Cette structure a l’avantage d’être commune à nombre de récits quelque soit leur genre. En respectant les 5 moments majeurs d’un récit (d’après Michael Hauge), vous devriez être à même de captiver votre lecteur.
Nous pouvons distinguer 6 étapes dans la structure d’une histoire, 6 étapes délimitées par 5 points.
Ces points sont considérés majeurs car ils orientent l’intrigue vers une nouvelle direction. Non seulement, ces 5 moments importants sont communs à tous les récits mais ils surviennent toujours aux mêmes positions dans le déroulement de votre histoire.
Que votre scénario s’étende sur 90 ou 120 pages, le premier moment majeur de votre récit se produira à 25 % du nombre de pages.
Soit environ la page 30 pour un scénario de 120 pages, si vous avez respecté le formatage standard lors de l’écriture de votre scénario car 1 page correspond à environ 1 minute de film.
L’ETAPE 1 : LA MISE EN PLACE (SET-UP)
La séquence d’ouverture de votre histoire doit s’étendre sur 10 % de la longueur de votre scénario (soit environ les 10 premières pages pour un scénario de 90 pages) et
– mettre en place le cadre de votre histoire,
– révéler le quotidien de votre héros (que nous pouvons assimiler à un statu quo avant que ce quotidien ne soit bouleversé et que l’intrigue commence vraiment),
– à créer une sorte d’empathie envers ce héros en le rendant sympathique et attachant d’une façon ou d’une autre (il est drôle ou bien il est menacé ou encore puissant..).
Il serait même préférable que le plus gros de cette exposition ait lieu au cours des 6 premières pages et soit un peu plus détaillée lors des 4 pages suivantes.
Dans Seul au monde de Robert Zemeckis écrit par William Broyles Jr, nous sommes transportés dans le monde d’un responsable de FedEx.
Il nous est décrit comme un homme qui prend son travail très au sérieux, aimable avec ses collègues. Et puis nous éprouvons une sympathie pour lui lorsqu’il est obligé de quitter sa fiancée un soir de noël pour une mission périlleuse.

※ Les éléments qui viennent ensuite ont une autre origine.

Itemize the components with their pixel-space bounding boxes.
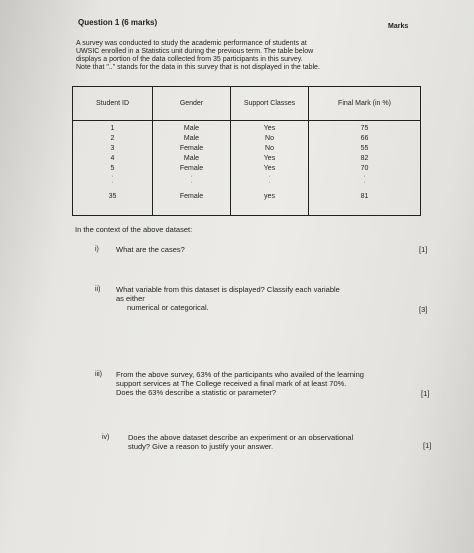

L’idée derrière cette première étape est de nous extraire de notre propre réalité et de nous propulser vers le monde que l’auteur a créé.
LE POINT MAJEUR 1 : L’OPPORTUNITE
S’établissant au 10 % de votre scénario (soit environ la page 10 pour un scénario de 90 pages), il doit être présenté au héros une opportunité.

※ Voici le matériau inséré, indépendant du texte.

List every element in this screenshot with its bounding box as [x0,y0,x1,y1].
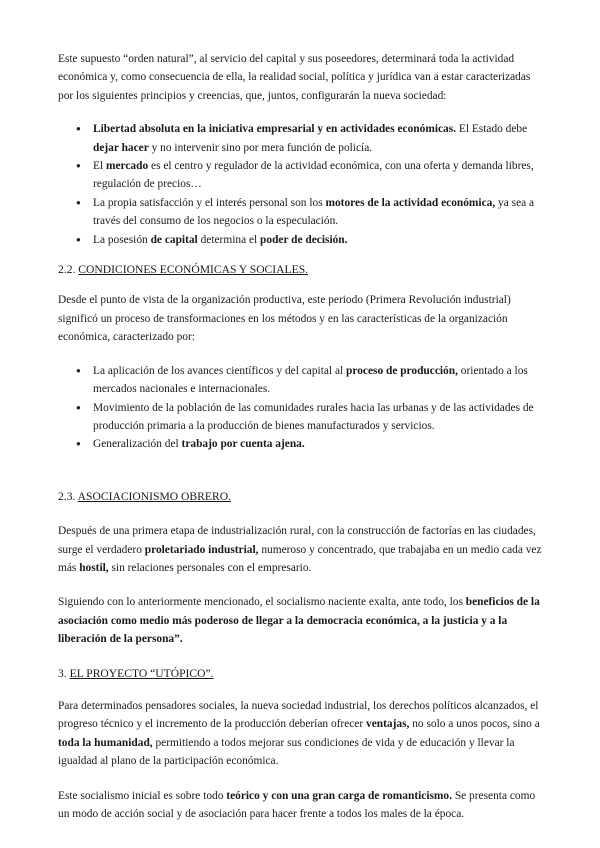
body-paragraph: Siguiendo con lo anteriormente mencionado, el socialismo naciente exalta, ante todo, los beneficios de la asociación como medio más poderoso de llegar a la democracia económica, a la justicia y a la liberación de la persona”. [58,596,540,646]
section-heading [58,488,548,506]
principles-list [58,120,548,249]
section-title: ASOCIACIONISMO OBRERO. [77,489,231,503]
section-title: EL PROYECTO “UTÓPICO”. [69,666,214,680]
list-item: ● Generalización del trabajo por cuenta ajena. [58,435,548,453]
conditions-list [58,362,548,454]
section-number: 2.3. [58,489,76,503]
document-page [58,50,548,823]
list-item: ● Libertad absoluta en la iniciativa empresarial y en actividades económicas. El Estado debe dejar hacer y no intervenir sino por mera función de policía. [58,120,548,157]
list-item: ● La posesión de capital determina el poder de decisión. [58,231,548,249]
section-heading [58,261,548,279]
body-paragraph: Después de una primera etapa de industrialización rural, con la construcción de factorías en las ciudades, surge el verdadero proletariado industrial, numeroso y concentrado, que trabajaba en un medio cada vez más hostil, sin relaciones personales con el empresario. [58,525,542,574]
list-item: ● El mercado es el centro y regulador de la actividad económica, con una oferta y demanda libres, regulación de precios… [58,157,548,194]
list-item: ● Movimiento de la población de las comunidades rurales hacia las urbanas y de las actividades de producción primaria a la producción de bienes manufacturados y servicios. [58,399,548,436]
intro-paragraph: Este supuesto “orden natural”, al servicio del capital y sus poseedores, determinará toda la actividad económica y, como consecuencia de ella, la realidad social, política y jurídica van a estar caracterizadas por los siguientes principios y creencias, que, juntos, configurarán la nueva sociedad: [58,53,531,102]
section-number: 2.2. [58,263,76,277]
body-paragraph: Desde el punto de vista de la organización productiva, este periodo (Primera Revolución industrial) significó un proceso de transformaciones en los métodos y en las características de la organización económica, caracterizado por: [58,294,511,344]
section-heading [58,665,548,683]
body-paragraph: Para determinados pensadores sociales, la nueva sociedad industrial, los derechos políticos alcanzados, el progreso técnico y el incremento de la producción deberían ofrecer ventajas, no solo a unos pocos, sino a toda la humanidad, permitiendo a todos mejorar sus condiciones de vida y de educación y llevar la igualdad al plano de la participación económica. [58,699,540,768]
section-number: 3. [58,666,67,680]
list-item: ● La aplicación de los avances científicos y del capital al proceso de producción, orientado a los mercados nacionales e internacionales. [58,362,548,399]
list-item: ● La propia satisfacción y el interés personal son los motores de la actividad económica, ya sea a través del consumo de los negocios o la especulación. [58,194,548,231]
section-title: CONDICIONES ECONÓMICAS Y SOCIALES. [78,263,309,277]
body-paragraph: Este socialismo inicial es sobre todo teórico y con una gran carga de romanticismo. Se presenta como un modo de acción social y de asociación para hacer frente a todos los males de la época. [58,789,536,820]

Cette opportunité n’est pas l’objectif que votre personnage doit atteindre. Elle crée en lui un désir devenu volonté qui l’emmènera à l’étape 2 de votre histoire.
Cette opportunité permet à votre héros de commencer son voyage, de débuter le parcours vers une aventure qui le mènera finalement à la réussite ou à l’échec d’un objectif qui ne lui pas encore été assigné. Cette opportunité est souvent décrite comme l’incident déclencheur.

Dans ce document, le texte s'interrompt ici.